En même temps, je pense au "Flûtiste au manteau fleuri" de Hamelin — cette figure qui, avec sa flûte magique, attire les enfants hors de la ville pour les faire disparaître dans la forêt noire inconnue. La musique de la flûte, comme un appel magique, fait oublier tout le reste aux enfants qui la suivent aveuglément. Et cette scène n'est-elle pas, après tout, une autre version de conte de fées du Grand Bouc de Goya sur sa toile ?
Sacrifice
Si les œuvres de Matisse, La Danse et La Musique, montrent la liberté du corps et la joie de l'esprit, le monde que je dépeins interprète la relation entre musique et danse sous un autre angle : celui de la perte et de la folie.
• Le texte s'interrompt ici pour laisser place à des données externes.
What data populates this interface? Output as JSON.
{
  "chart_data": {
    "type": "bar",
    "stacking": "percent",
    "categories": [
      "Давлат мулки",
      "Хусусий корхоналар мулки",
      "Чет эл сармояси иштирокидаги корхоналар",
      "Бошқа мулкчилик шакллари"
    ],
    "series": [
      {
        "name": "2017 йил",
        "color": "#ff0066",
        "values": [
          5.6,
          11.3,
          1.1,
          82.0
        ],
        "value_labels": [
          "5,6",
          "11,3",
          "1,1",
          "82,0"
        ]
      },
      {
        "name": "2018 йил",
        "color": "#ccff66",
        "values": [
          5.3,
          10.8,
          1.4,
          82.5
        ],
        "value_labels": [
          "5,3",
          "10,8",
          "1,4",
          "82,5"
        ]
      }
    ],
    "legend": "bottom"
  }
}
Dans cette fête incessante, les gens sont poussés à l'extrême, plongés dans une immersion totale, incapables de se libérer. Ils se perdent, s'enfoncent dans leur propre monde, jusqu'à sombrer. À un certain niveau, les images de danse suivent volontairement le "Flûtiste au manteau fleuri". Ce jeu ne connaît ni vainqueur ni innocent, mais il représente un sacrifice primitif sans fin. Et ce dans quoi ils se plongent, ce plaisir insatiable — qu'est-ce donc ? Les sons résonnent, la danse continue, et les images sur la toile se sacrifient elles-mêmes, devenant finalement une partie de la musique.
Acte IV : Les Quatre Cavaliers (Création en cours)

La première fois que j'ai entendu l'histoire des Quatre Cavaliers, je pensais que ce n'était qu'une légende fictive, existant seulement dans les textes religieux et les œuvres littéraires. Cependant, au fil du temps, j'ai commencé à me rendre compte qu'ils ne semblaient jamais être partis. À travers les âges, on peut toujours les apercevoir quelque part. Les artistes semblaient les avoir vus — dans l'Antiquité avec Holbein et Dürer, et dans l'ère moderne avec des artistes comme Baselitz, qui ont tous peint ce qu'ils ont vu. L'apparence des Quatre Cavaliers n'est peut-être plus celle des gravures de Dürer datant de plus de 500 ans, mais ils demeurent encore aujourd'hui, comme une fatalité, marchant aux côtés du monde, sans jamais disparaître.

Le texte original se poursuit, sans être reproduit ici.